Father Shtjefen Kurti, the Kosovan-born one-time confessor to Mother Teresa and to Queen Geraldine of Albania, spent 17 years in prison for being an alleged Western agent.
After being released in 1964, at the age of 66, Kurti continued to baptise children in secret, even though administering the sacraments was against the law.
Kurti was also being tracked by agents of the Sigurimi, the Albanian secret police.
The priest was finally killed by firing squad in 1971, after a show trial in a former church on charges of espionage, sabotage and covert religious activity.

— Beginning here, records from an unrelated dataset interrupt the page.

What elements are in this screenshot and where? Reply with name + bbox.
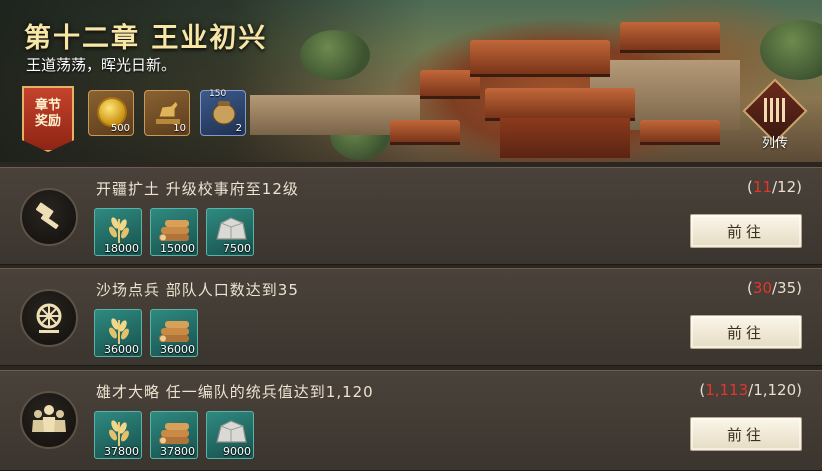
reward-grain[interactable]: 18000 xyxy=(94,208,142,256)
stone-icon xyxy=(216,420,247,443)
chapter-title: 第十二章 王业初兴 xyxy=(24,23,268,54)
reward-wood[interactable]: 15000 xyxy=(150,208,198,256)
go-button[interactable]: 前往 xyxy=(690,214,802,248)
task-name: 开疆扩土 升级校事府至12级 xyxy=(96,180,299,198)
hammer-icon xyxy=(35,202,59,229)
wood-icon xyxy=(159,423,189,444)
reward-amount: 2 xyxy=(235,123,242,134)
task-row: 沙场点兵 部队人口数达到35 (30/35) 36000 36000 前往 xyxy=(0,268,822,366)
scenery-tree xyxy=(760,20,822,80)
chapter-banner: 第十二章 王业初兴 王道荡荡，晖光日新。 章节 奖励 500 10 150 2 … xyxy=(0,0,822,162)
progress-total: /35) xyxy=(772,279,802,297)
wheel-icon xyxy=(36,303,62,333)
task-progress: (30/35) xyxy=(747,279,802,297)
task-row: 开疆扩土 升级校事府至12级 (11/12) 18000 15000 7500 … xyxy=(0,167,822,265)
task-progress: (1,113/1,120) xyxy=(699,381,802,399)
task-icon-frame xyxy=(20,391,78,449)
supply-box-icon xyxy=(212,101,236,125)
reward-amount: 36000 xyxy=(160,343,195,356)
scroll-icon xyxy=(764,98,786,122)
grain-icon xyxy=(109,420,129,446)
soldiers-icon xyxy=(32,405,66,432)
reward-stone[interactable]: 9000 xyxy=(206,411,254,459)
reward-amount: 18000 xyxy=(104,242,139,255)
task-name: 雄才大略 任一编队的统兵值达到1,120 xyxy=(96,383,374,401)
reward-amount: 15000 xyxy=(160,242,195,255)
reward-gold-coin[interactable]: 500 xyxy=(88,90,134,136)
reward-stone[interactable]: 7500 xyxy=(206,208,254,256)
reward-bronze-horse[interactable]: 10 xyxy=(144,90,190,136)
scenery-tree xyxy=(300,30,370,80)
reward-wood[interactable]: 36000 xyxy=(150,309,198,357)
task-row: 雄才大略 任一编队的统兵值达到1,120 (1,113/1,120) 37800… xyxy=(0,370,822,471)
progress-total: /12) xyxy=(772,178,802,196)
scenery-roof xyxy=(470,40,610,74)
progress-current: 11 xyxy=(752,178,772,196)
go-button[interactable]: 前往 xyxy=(690,417,802,451)
scenery-roof xyxy=(640,120,720,142)
reward-amount: 500 xyxy=(110,123,130,134)
progress-total: /1,120) xyxy=(748,381,802,399)
task-name: 沙场点兵 部队人口数达到35 xyxy=(96,281,299,299)
reward-grain[interactable]: 36000 xyxy=(94,309,142,357)
reward-amount: 37800 xyxy=(104,445,139,458)
reward-amount: 37800 xyxy=(160,445,195,458)
scenery-roof xyxy=(485,88,635,118)
reward-amount: 9000 xyxy=(223,445,251,458)
scenery-hall xyxy=(500,118,630,158)
task-icon-frame xyxy=(20,188,78,246)
reward-amount: 10 xyxy=(173,123,186,134)
go-button[interactable]: 前往 xyxy=(690,315,802,349)
grain-icon xyxy=(109,217,129,243)
progress-current: 1,113 xyxy=(705,381,749,399)
reward-amount: 7500 xyxy=(223,242,251,255)
reward-wood[interactable]: 37800 xyxy=(150,411,198,459)
wood-icon xyxy=(159,220,189,241)
task-progress: (11/12) xyxy=(747,178,802,196)
biography-label: 列传 xyxy=(761,136,788,151)
scenery-roof xyxy=(620,22,720,50)
chapter-reward-label: 章节 奖励 xyxy=(34,98,61,129)
stone-icon xyxy=(216,217,247,240)
grain-icon xyxy=(109,318,129,344)
reward-amount: 36000 xyxy=(104,343,139,356)
wood-icon xyxy=(159,321,189,342)
reward-supply-box[interactable]: 150 2 xyxy=(200,89,246,136)
biography-button[interactable]: 列传 xyxy=(742,78,808,151)
reward-grain[interactable]: 37800 xyxy=(94,411,142,459)
chapter-subtitle: 王道荡荡，晖光日新。 xyxy=(26,56,177,74)
progress-current: 30 xyxy=(752,279,772,297)
scenery-roof xyxy=(390,120,460,142)
task-icon-frame xyxy=(20,289,78,347)
chapter-reward-ribbon: 章节 奖励 xyxy=(22,86,74,152)
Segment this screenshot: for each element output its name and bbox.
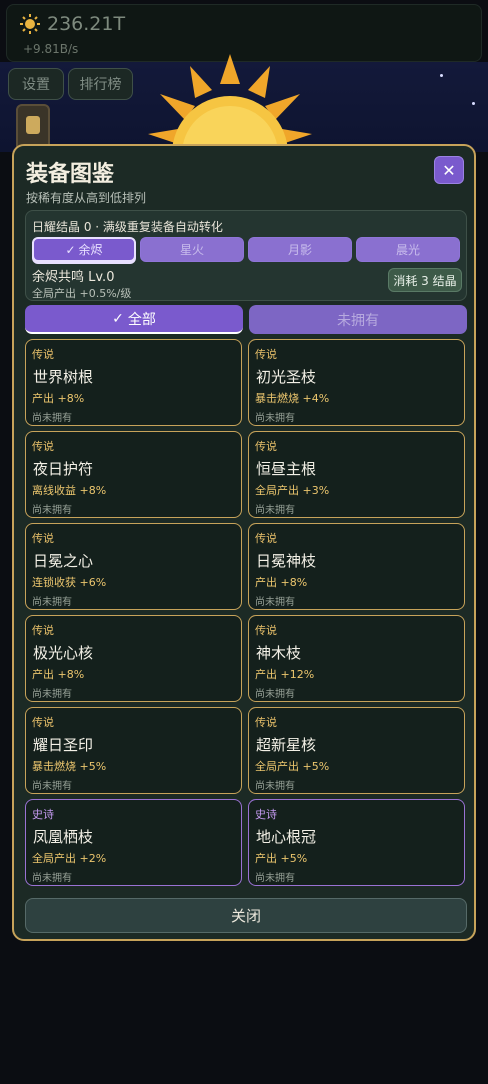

But not before he told the judge:
“You are not condemning me to death, because death and life is in God’s hands, but you are condemning me to a shortened life”.
For the record
The Hoxha regime didn’t just target Catholics – it also persecuted Muslims.
Muslim cleric Hafiz Ali Kraja spent 19 years in prison for giving a speech in 1944 warning of the negative consequences of communism for Albania.
Another imam, Hafiz Sabri Koci, suffered 20 years’ imprisonment.
All the while, both believers continued to observe the fasting month of Ramadan, along with other Islamic cultural traditions.
Why it matters
Although sociologists warn that Albania’s war on religion has left a mark on contemporary society, the majority of its population today – more than 75%, according to a 2011 census – say they still have faith.
Almost 57% of citizens say they are Muslim. 10% are Catholic, 6.75% are Orthodox and just over 2% belong to the Bektashi, an order of Sufi dervish.
Just 2.5% of the population identify as atheist.
Proof that even the most militant of worldly ideologies are no match for the saints, whether Christian, Muslim or those of another religion.